It’s hard to downplay the influence of open source software on the spectacular rise of data science. From my perspective as a technology consultant, open source isn’t just an interesting aspect of the data science revolution; it’s absolutely critical.
R, a programming language originated in 1993 by two academics in New Zealand, is a great example of the power of the open source community on the global economy. Conceived specifically for statistical data analysis, R has played a major role in elevating the practice of analytics to its present state, and it seems likely to continue as a propulsive force in this rapidly growing field.
The rise of data science and the role of R in fueling that ascent make it imperative for schools and universities to revisit their curricula in at least three areas of study: computer science, statistics and business.
Why those three areas? For the answer, let’s look at the role of the modern data scientist.

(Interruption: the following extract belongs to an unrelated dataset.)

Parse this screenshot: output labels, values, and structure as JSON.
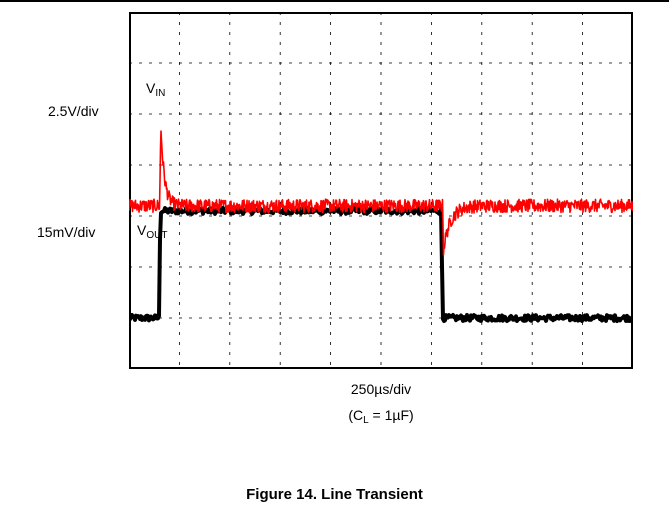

Unlike a pure statistician, a data scientist is also expected to write code and understand business. Data science is a multi-disciplinary practice requiring a broad range of knowledge and insight. It’s not unusual for a data scientist to explore a fresh set of data in the morning, create a model before lunch, run a series of analytics in the afternoon and brief a team of digital marketers before heading home at night.
In addition to possessing a wide range of practical knowledge, a data scientist must also be agile and flexible. Today’s swiftly changing markets require lightning fast reflexes – companies must be capable of assessing new data and responding in the space of a heartbeat to unexpected shifts in commerce, across all industry verticals and economic sectors.
The speed of modern business plays to the strengths of data science and open source programming. In the past, business moved relatively slowly and large-scale market trends were fairly predictable. As a result, most companies were quite comfortable relying on proprietary (closed source) software to analyze data. The downside of proprietary software, however, is that it cannot be quickly modified or updated to handle unexpected circumstances or disruptions of existing business models. Until recently, it was common practice for traditional vendors to release updated versions of critical proprietary software quarterly or annually.
Open source software can be modified or rewritten in days or hours, making it an ideal choice for real-time analytics. The global R community also generates tools and statistical packages that can be downloaded at no cost, giving data scientists a virtually inexhaustible supply of fresh programming resources.
Moreover, the open source movement is democratizing data science. In the past, you needed special training on a proprietary system and years of experience to become a valuable member of a business or research team. Thanks to a wider choice of open source tools, more people can begin contributing valuable insight and analysis from the start.
I encourage any student who is interested in computer science, statistics or business to learn as much about R as possible. I also urge schools and universities to offer classes and instruction in open source programming. The multi-disciplinary nature of the modern economy requires all of us to look beyond traditional disciplines and develop new skills. I know there’s a lot of talk about the need for specialization, but data science welcomes people who are genuinely interested in the world around them.
I’ve had a wonderful career in the technology industry, and from my point of view, our best days are still ahead of us. The combination of data science and open source programming opens up a new universe of opportunities at many levels and in many places. Let’s grab those opportunities and run with them.